Mike, your Ted Lyons picture with his odd glove made me think of this one. Don't know for sure if it is a Wilson. Joe's Source Book shows that Evers endorsed a model for them as late as 1925, but it was a mid-line. And of course the one picture I found of the back kinda looks like a Wilson tag, but it's just unclear enough to tick me off
Thomas E Wilson established a distribution agreement with Western Sporting Goods Mfg. Co. in 1919. The two companies merged in 1925 as Wilson-Western Sporting Goods. Thomas Wilson acquired Western Sporting Goods to expand his company into the baseball uniform industry.
Western Sporting Goods was a uniform supplier to the Cubs and White Sox at least as far back as 1912. Below is an great looking ad from 1912.
below is another ad from 1918 relating to Uniform swatches.

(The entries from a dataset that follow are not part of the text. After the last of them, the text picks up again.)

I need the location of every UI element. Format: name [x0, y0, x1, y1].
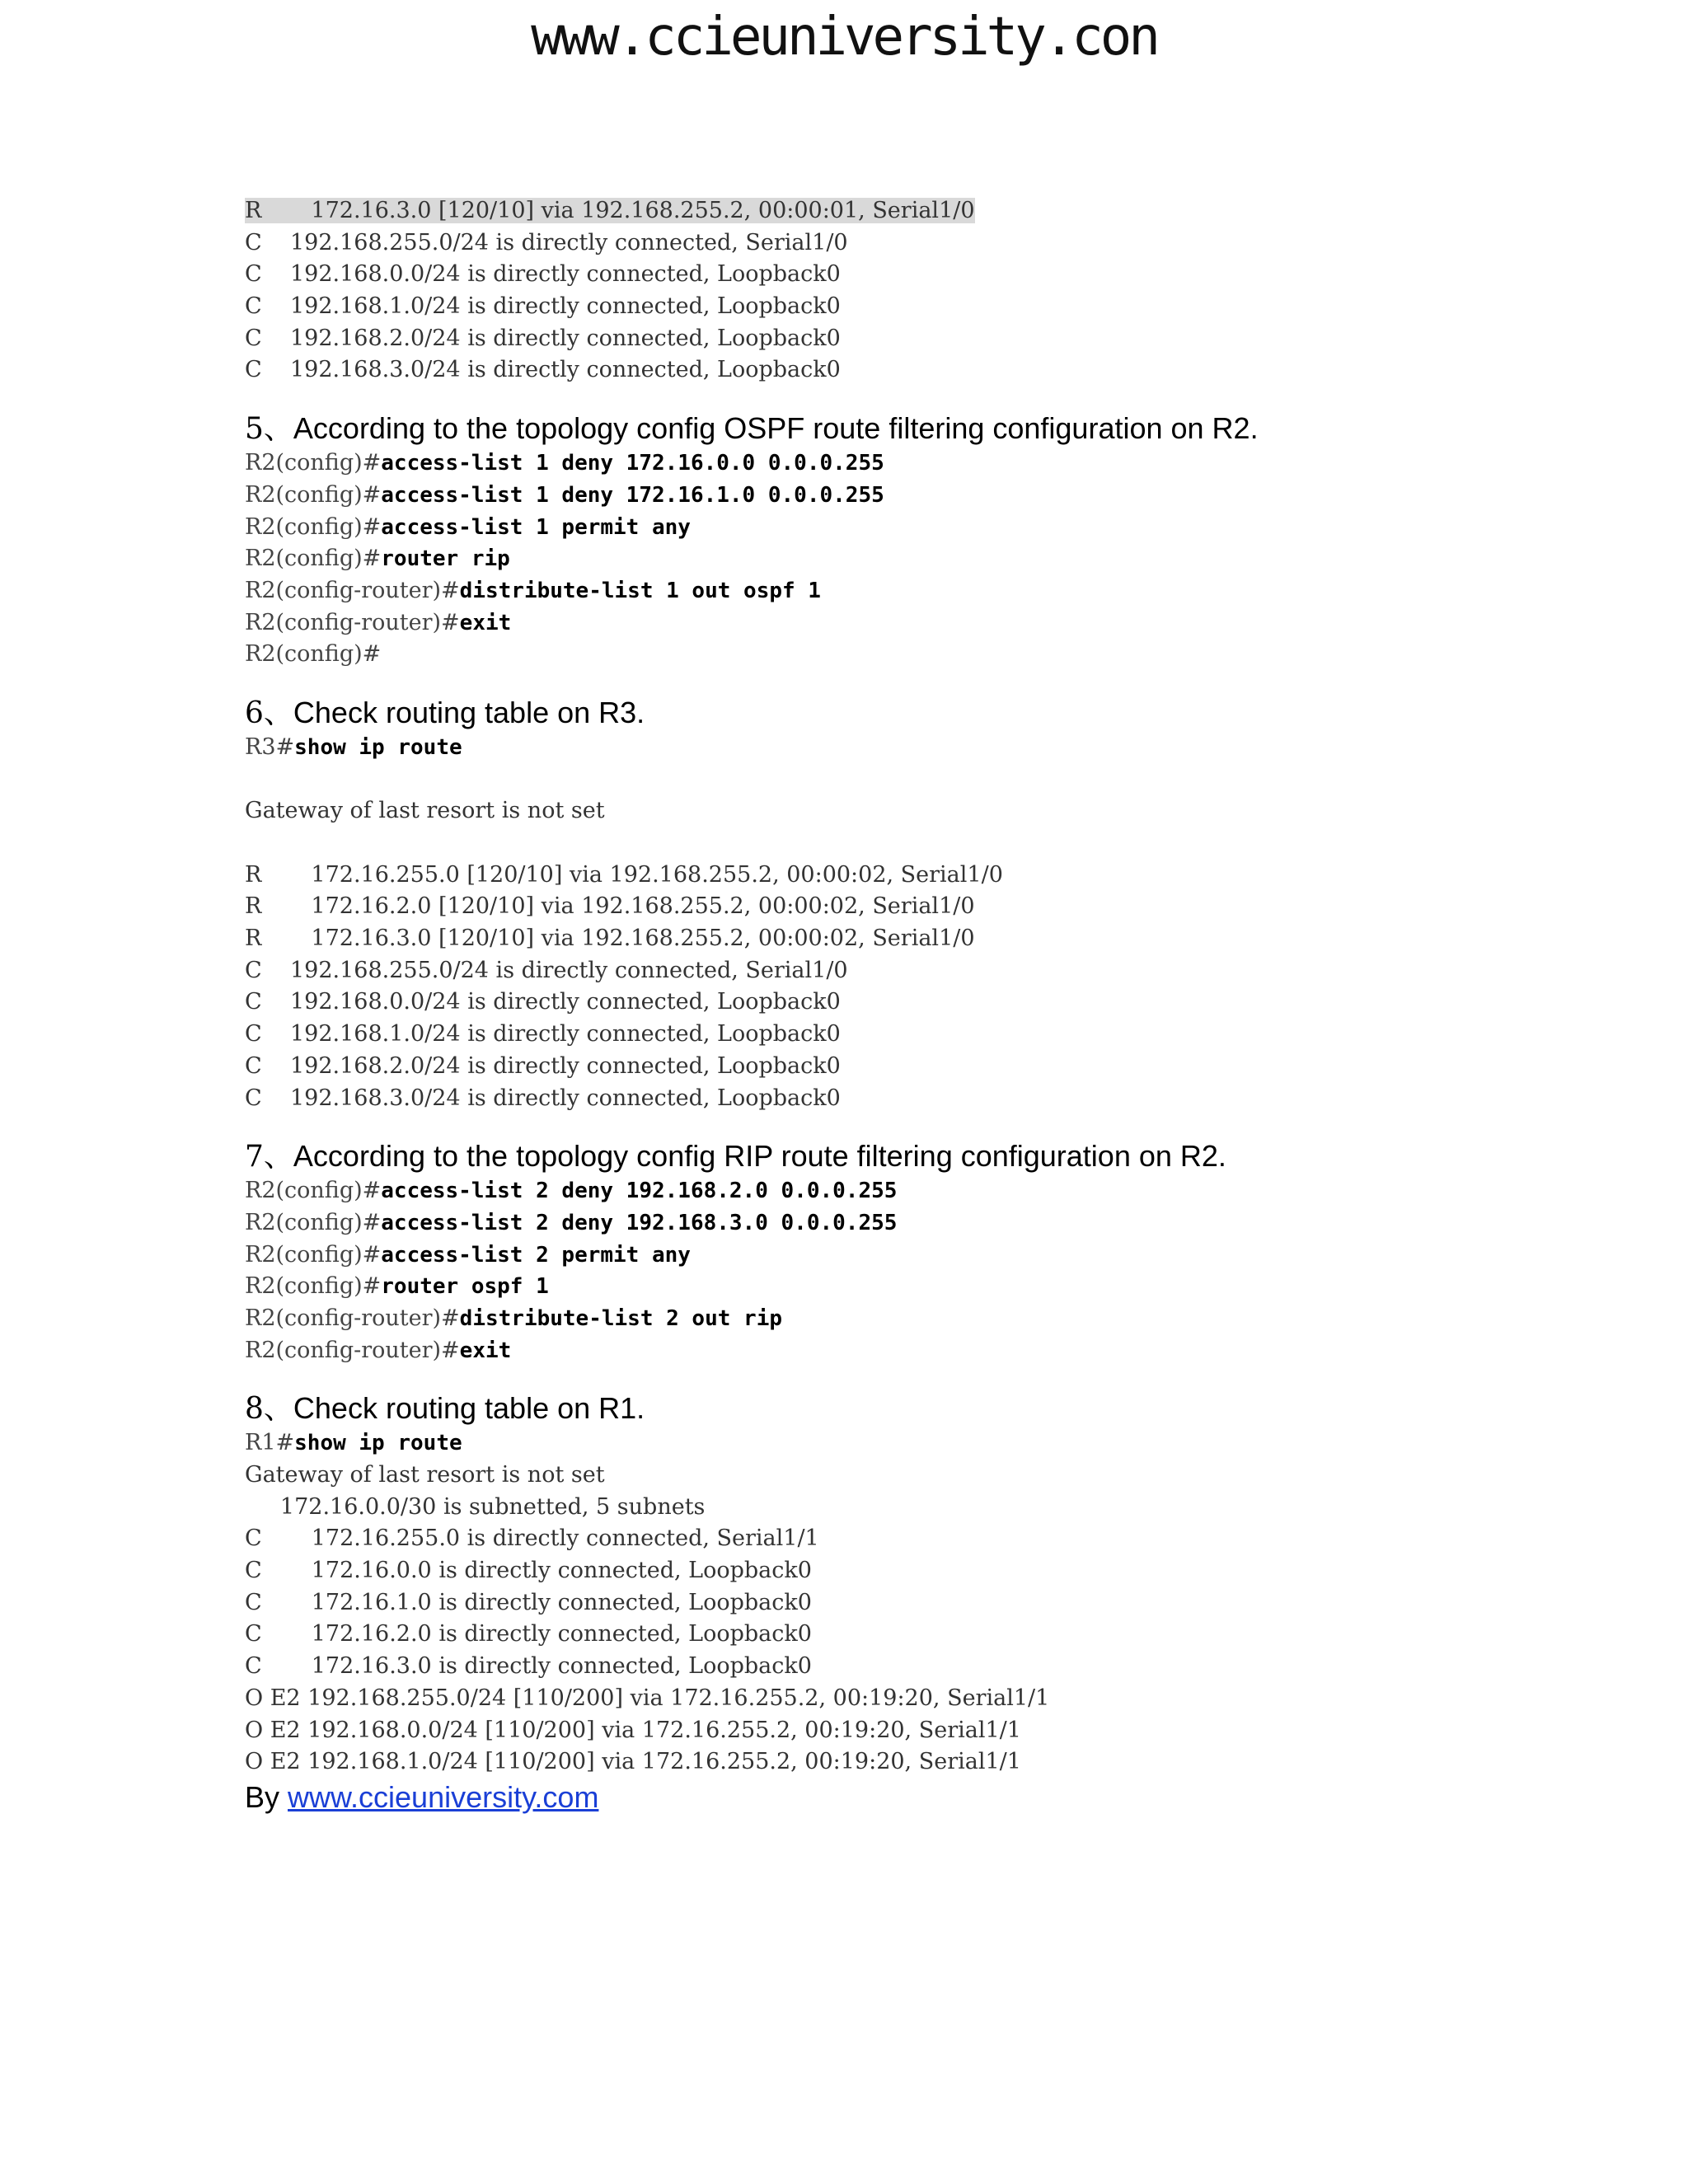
cli-prompt: R1#: [245, 1430, 295, 1456]
route-line: C 192.168.3.0/24 is directly connected, Loopback0: [245, 357, 841, 383]
route-line: R 172.16.255.0 [120/10] via 192.168.255.2, 00:00:02, Serial1/0: [245, 861, 1003, 888]
route-line: C 192.168.1.0/24 is directly connected, Loopback0: [245, 1021, 841, 1047]
cli-command: access-list 2 deny 192.168.2.0 0.0.0.255: [381, 1179, 898, 1204]
blank-line: [245, 827, 1564, 860]
route-line: C 192.168.255.0/24 is directly connected, Serial1/0: [245, 957, 848, 983]
config-line: [245, 1271, 1564, 1303]
route-line: [245, 195, 1564, 227]
route-line: C 192.168.2.0/24 is directly connected, Loopback0: [245, 1052, 841, 1079]
config-line: [245, 575, 1564, 607]
cli-prompt: R2(config-router)#: [245, 609, 460, 635]
command-line: [245, 1427, 1564, 1460]
step-title: According to the topology config OSPF route filtering configuration on R2.: [293, 411, 1259, 446]
cli-command: exit: [459, 1338, 512, 1363]
config-line: [245, 448, 1564, 480]
route-line: C 172.16.2.0 is directly connected, Loopback0: [245, 1621, 812, 1647]
cli-command: exit: [459, 610, 512, 635]
cli-prompt: R2(config)#: [245, 546, 382, 572]
cli-command: router rip: [381, 546, 510, 572]
step-number: 6、: [245, 696, 293, 730]
gateway-line: Gateway of last resort is not set: [245, 1462, 605, 1488]
document-body: [245, 195, 1564, 1816]
route-line: R 172.16.2.0 [120/10] via 192.168.255.2, 00:00:02, Serial1/0: [245, 893, 975, 920]
config-line: [245, 512, 1564, 544]
config-line: [245, 1335, 1564, 1367]
step-title: Check routing table on R3.: [293, 695, 645, 729]
cli-command: show ip route: [294, 1431, 462, 1456]
cli-command: distribute-list 1 out ospf 1: [459, 578, 821, 603]
cli-command: show ip route: [294, 734, 462, 760]
cli-command: router ospf 1: [381, 1274, 549, 1300]
cli-prompt: R3#: [245, 733, 295, 760]
cli-prompt: R2(config)#: [245, 513, 382, 540]
cli-command: access-list 1 permit any: [381, 514, 691, 540]
step-number: 7、: [245, 1140, 293, 1174]
step-6-heading: [245, 694, 1564, 732]
route-line: C 172.16.1.0 is directly connected, Loopback0: [245, 1589, 812, 1615]
cli-prompt: R2(config-router)#: [245, 577, 460, 603]
cli-prompt: R2(config)#: [245, 1178, 382, 1204]
route-line: C 192.168.3.0/24 is directly connected, Loopback0: [245, 1085, 841, 1111]
blank-line: [245, 764, 1564, 796]
step-7-heading: [245, 1137, 1564, 1175]
step-number: 5、: [245, 412, 293, 447]
config-line: [245, 639, 1564, 671]
cli-command: access-list 1 deny 172.16.1.0 0.0.0.255: [381, 482, 884, 508]
command-line: [245, 732, 1564, 764]
cli-command: distribute-list 2 out rip: [459, 1305, 783, 1331]
cli-prompt: R2(config-router)#: [245, 1337, 460, 1363]
route-line: C 172.16.255.0 is directly connected, Serial1/1: [245, 1526, 819, 1552]
highlighted-route-text: R 172.16.3.0 [120/10] via 192.168.255.2, 00:00:01, Serial1/0: [245, 198, 975, 223]
route-line: C 192.168.0.0/24 is directly connected, Loopback0: [245, 261, 841, 288]
step-5-heading: [245, 410, 1564, 448]
cli-prompt: R2(config)#: [245, 1241, 382, 1268]
route-line: C 192.168.0.0/24 is directly connected, Loopback0: [245, 989, 841, 1015]
cli-prompt: R2(config)#: [245, 450, 382, 476]
footer-link[interactable]: www.ccieuniversity.com: [288, 1779, 599, 1814]
route-line: O E2 192.168.255.0/24 [110/200] via 172.16.255.2, 00:19:20, Serial1/1: [245, 1685, 1050, 1711]
route-line: O E2 192.168.1.0/24 [110/200] via 172.16.255.2, 00:19:20, Serial1/1: [245, 1749, 1021, 1775]
route-line: R 172.16.3.0 [120/10] via 192.168.255.2, 00:00:02, Serial1/0: [245, 926, 975, 952]
route-line: C 172.16.3.0 is directly connected, Loopback0: [245, 1653, 812, 1680]
cli-prompt: R2(config)#: [245, 1273, 382, 1300]
step-title: Check routing table on R1.: [293, 1391, 645, 1426]
cli-command: access-list 2 permit any: [381, 1242, 691, 1268]
cli-command: access-list 2 deny 192.168.3.0 0.0.0.255: [381, 1210, 898, 1235]
step-8-heading: [245, 1390, 1564, 1427]
config-line: [245, 1207, 1564, 1240]
config-line: [245, 480, 1564, 512]
config-line: [245, 1175, 1564, 1207]
route-line: C 172.16.0.0 is directly connected, Loopback0: [245, 1558, 812, 1584]
config-line: [245, 543, 1564, 575]
gateway-line: Gateway of last resort is not set: [245, 798, 605, 824]
cli-prompt: R2(config)#: [245, 481, 382, 508]
route-line: C 192.168.255.0/24 is directly connected, Serial1/0: [245, 229, 848, 255]
config-line: [245, 1303, 1564, 1335]
route-line: 172.16.0.0/30 is subnetted, 5 subnets: [245, 1493, 706, 1520]
cli-prompt: R2(config-router)#: [245, 1305, 460, 1331]
route-line: C 192.168.2.0/24 is directly connected, Loopback0: [245, 325, 841, 351]
step-number: 8、: [245, 1392, 293, 1427]
step-title: According to the topology config RIP route filtering configuration on R2.: [293, 1139, 1226, 1174]
cli-prompt: R2(config)#: [245, 1209, 382, 1235]
site-header: www.ccieuniversity.con: [531, 7, 1157, 68]
cli-prompt: R2(config)#: [245, 641, 382, 668]
config-line: [245, 1240, 1564, 1272]
cli-command: access-list 1 deny 172.16.0.0 0.0.0.255: [381, 451, 884, 476]
route-line: C 192.168.1.0/24 is directly connected, Loopback0: [245, 293, 841, 320]
route-line: O E2 192.168.0.0/24 [110/200] via 172.16.255.2, 00:19:20, Serial1/1: [245, 1717, 1021, 1743]
footer-by-label: By: [245, 1779, 288, 1814]
footer-credit: [245, 1779, 1564, 1816]
config-line: [245, 607, 1564, 640]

Western also manufactured a whole line of baseball equipment in addition to uniforms. Below is an ad from 1916
Below is a "Professional Model" full web fielders glove from Western Sporting Goods Mfg. Co. of Chicago. It may be the only known example.
Prior to 1908 Sears relied on Spalding and then Victor Sporting Goods for their gloves and mitts. The J.C. Higgins house brand was started by Sears in 1908 and Western Sporting Goods was chosen to furnish equipment for Sears because both companies were headquartered in Chicago. Once Western Sporting Goods was taken over by Thomas Wilson, Wilson Sporting Goods became the de facto supplier for Sears.
Below are some ads touting the new J.C. Higgins trademark from a 1908 Sears catalog. Still evident are some remaining Victor products in addition to the "Black Beauty" base mitt and the buckle back webless and full web Higgins models.
A rare "Charlie Hollocher" model 652 glove circa 1923. Possibly made before Wilson added the Wilson/Western name. hard to see the old style cloth patch but it is there, just faded and worn down. Nice logo button and the old style Thomas E. Wilson markings on the front are great. Hollocher played for the Cubs prior to 1924.
Been a while since a nice early Wilson glove showed up. This model 601 "Professional League" glove sold on ebay for $637. Shows some wear but still really displays well. Markings still plainly visible and the cloth patch is super. It was a top model in its day.